The thing, taken in the sense which we propound, speaks the furious madness of this most wicked rout so much the more, inasmuch as they spared not a man, and him a young man, bearing most evident marks of a more severe religion.
Verse 56[Their witness agreed not together.] The traditional canons, in these things, divide testimonies into three parts:--
I. There was a vain testimony: which being heard, there is no more inquiry made from that witness, there is no more use made of him, but he is set aside, as speaking nothing to the business.
II. There was a standing testimony, for let me so turn it here, which, although it proved not the matter without doubt, yet it was not rejected by the judges, but admitted to examination by citation, that is, others being admitted to try to disprove it if they could.
III. There was the testimony of the words of them that agreed or fitted together (this also was a standing evidence), when the words of two witnesses agreed, and were to the same purpose: an even evidence. Of these, see the tract Sanhedrin; where also discourse is had concerning exact search and examination of the witnesses by inquisition, and scrutiny, and citation: by which curious disquisition if they had examined the witnesses that babbled and barked against Christ, Oh! the unspeakable and infinite innocence of the most blessed Jesus, which envy and madness itself, never so much sworn together against his life, could not have fastened any crime upon!

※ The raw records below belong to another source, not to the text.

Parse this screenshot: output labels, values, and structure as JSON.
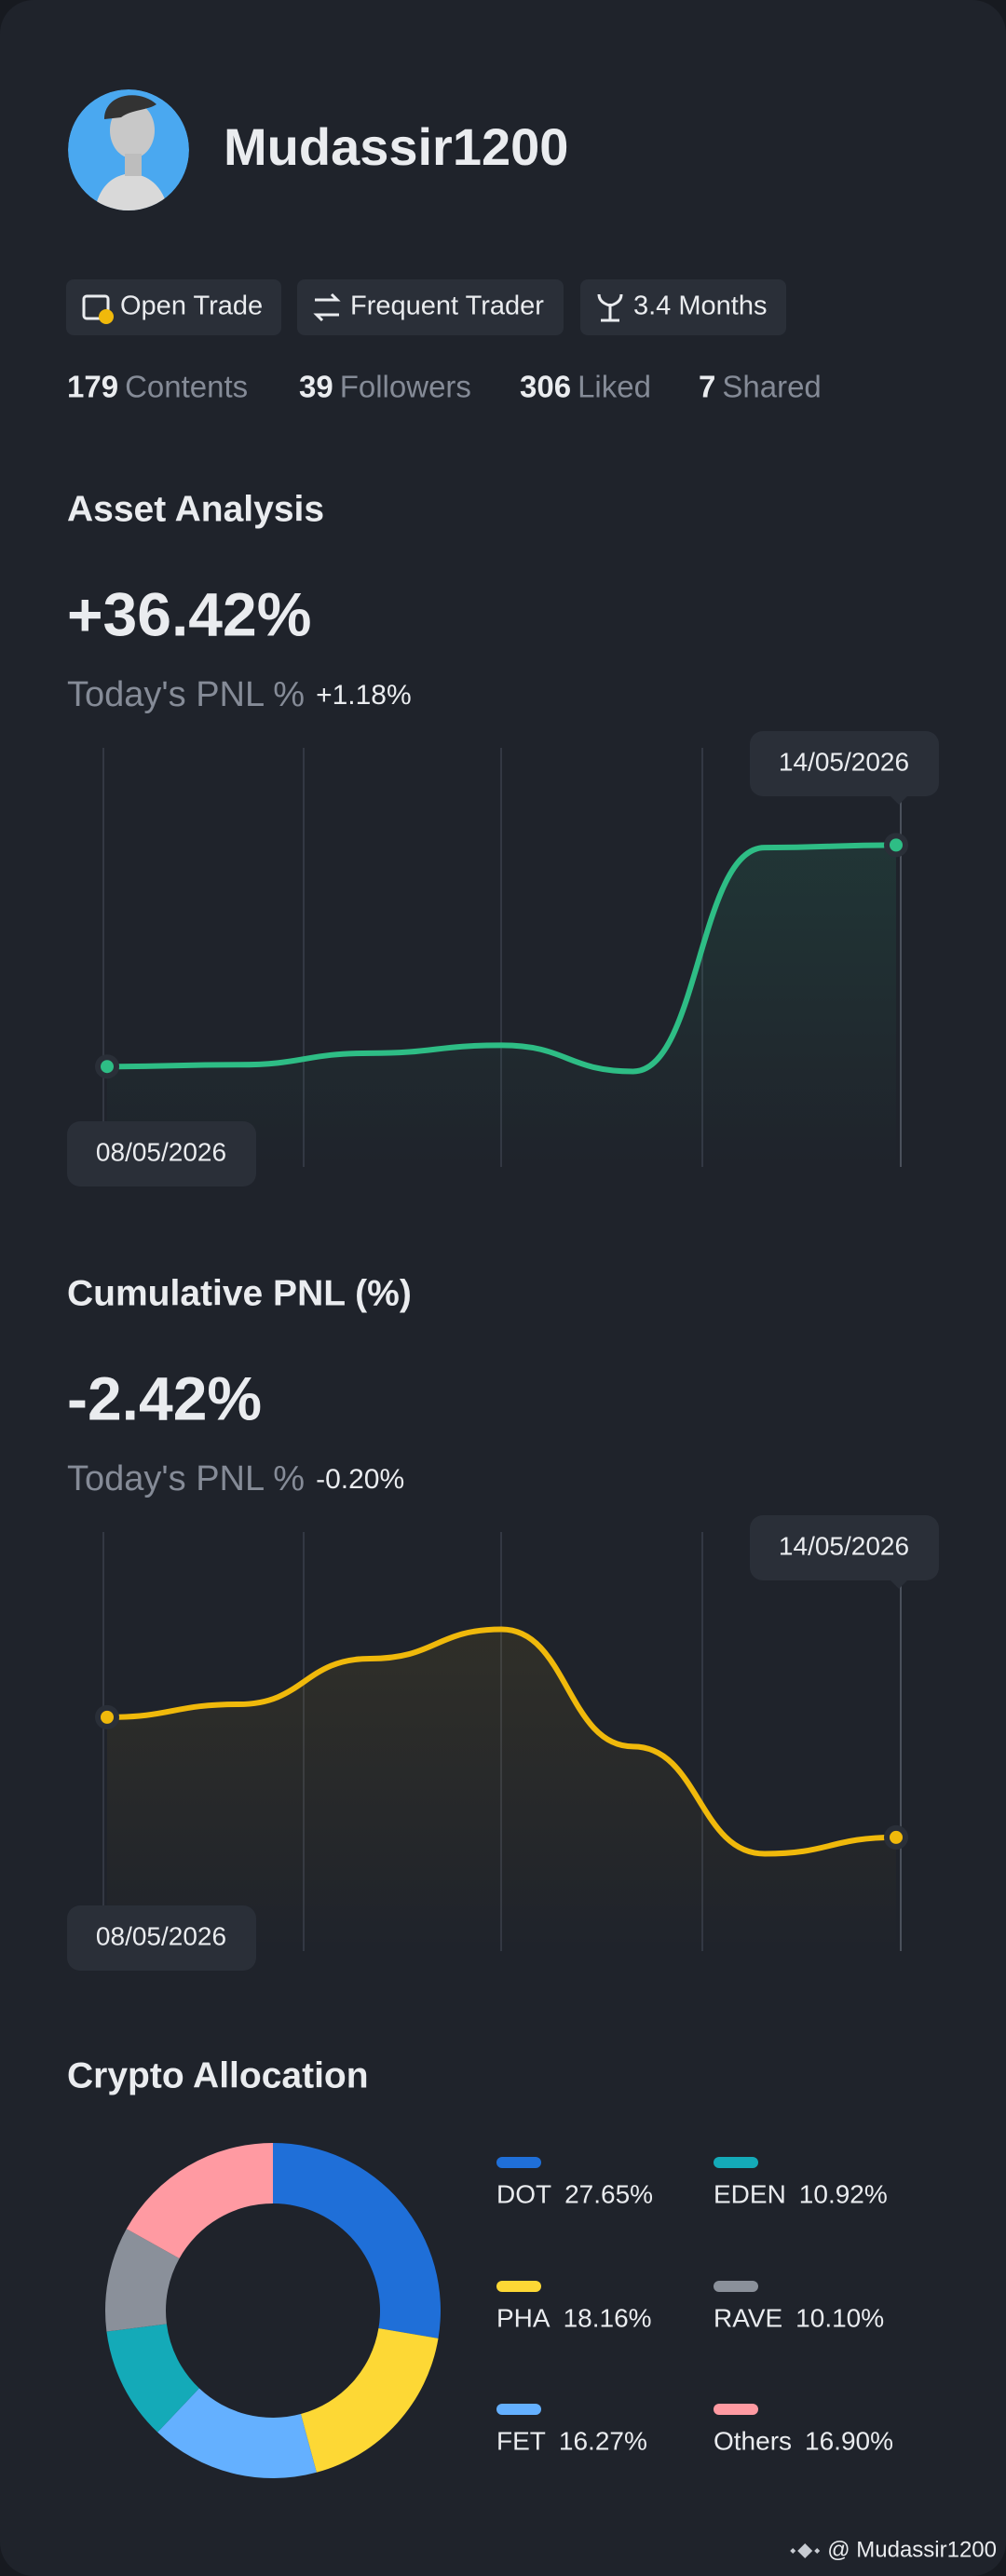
{
  "profile": {
    "name": "Mudassir1200",
    "badges": [
      "Open Trade",
      "Frequent Trader",
      "3.4 Months"
    ],
    "stats": [
      {
        "value": 179,
        "label": "Contents"
      },
      {
        "value": 39,
        "label": "Followers"
      },
      {
        "value": 306,
        "label": "Liked"
      },
      {
        "value": 7,
        "label": "Shared"
      }
    ]
  },
  "chart_data": [
    {
      "type": "line",
      "title": "Asset Analysis",
      "headline": "+36.42%",
      "subtitle": "Today's PNL %",
      "today_change": "+1.18%",
      "categories": [
        "08/05/2026",
        null,
        null,
        null,
        null,
        null,
        "14/05/2026"
      ],
      "values": [
        0,
        0.3,
        2.2,
        3.5,
        -0.8,
        36.0,
        36.42
      ],
      "color": "#2ebd85",
      "ylim": [
        -16.5,
        52.4
      ]
    },
    {
      "type": "line",
      "title": "Cumulative PNL (%)",
      "headline": "-2.42%",
      "subtitle": "Today's PNL %",
      "today_change": "-0.20%",
      "categories": [
        "08/05/2026",
        null,
        null,
        null,
        null,
        null,
        "14/05/2026"
      ],
      "values": [
        0,
        0.26,
        1.18,
        1.77,
        -0.59,
        -2.75,
        -2.42
      ],
      "color": "#f0b90b",
      "ylim": [
        -4.71,
        3.73
      ]
    },
    {
      "type": "pie",
      "title": "Crypto Allocation",
      "donut": true,
      "categories": [
        "DOT",
        "PHA",
        "FET",
        "EDEN",
        "RAVE",
        "Others"
      ],
      "values": [
        27.65,
        18.16,
        16.27,
        10.92,
        10.1,
        16.9
      ],
      "value_labels": [
        "27.65%",
        "18.16%",
        "16.27%",
        "10.92%",
        "10.10%",
        "16.90%"
      ],
      "colors": [
        "#1f6fd8",
        "#fdd835",
        "#64b0ff",
        "#14aab8",
        "#8a909a",
        "#ff9aa2"
      ]
    }
  ],
  "footer": "@ Mudassir1200"
}
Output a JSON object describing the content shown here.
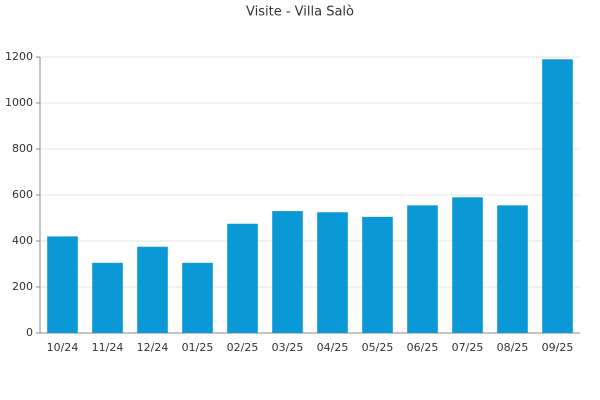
{
  "chart_data": {
    "type": "bar",
    "title": "Visite - Villa Salò",
    "categories": [
      "10/24",
      "11/24",
      "12/24",
      "01/25",
      "02/25",
      "03/25",
      "04/25",
      "05/25",
      "06/25",
      "07/25",
      "08/25",
      "09/25"
    ],
    "values": [
      420,
      305,
      375,
      305,
      475,
      530,
      525,
      505,
      555,
      590,
      555,
      1190
    ],
    "color": "#0a98d6",
    "ylim": [
      0,
      1200
    ],
    "yticks": [
      0,
      200,
      400,
      600,
      800,
      1000,
      1200
    ],
    "grid": true
  }
}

It is said, verse 55, they sought for witness against Jesus. This is neither equal, O fathers of the Sanhedrim! nor agreeable to your rule: In judgments about the life of any man, they begin first to transact about quitting the party who is tried; and they begin not with those things which make for his condemnation. Whether the Sanhedrim now followed that canon in their scrutiny about Christ's case, let them look to it: by their whole process it sufficiently appears, whither their disquisition tended. And let it be granted, that they pretended some colour of justice and mercy, and permitted that any one who would, might come forth, and testify something in his behalf, where was any such now to be found? when all his disciples turned their backs upon him, and the Fathers of the Traditions had provided, that whosoever should confess him to be Christ should be struck with the thunder of their excommunication, John 9:22.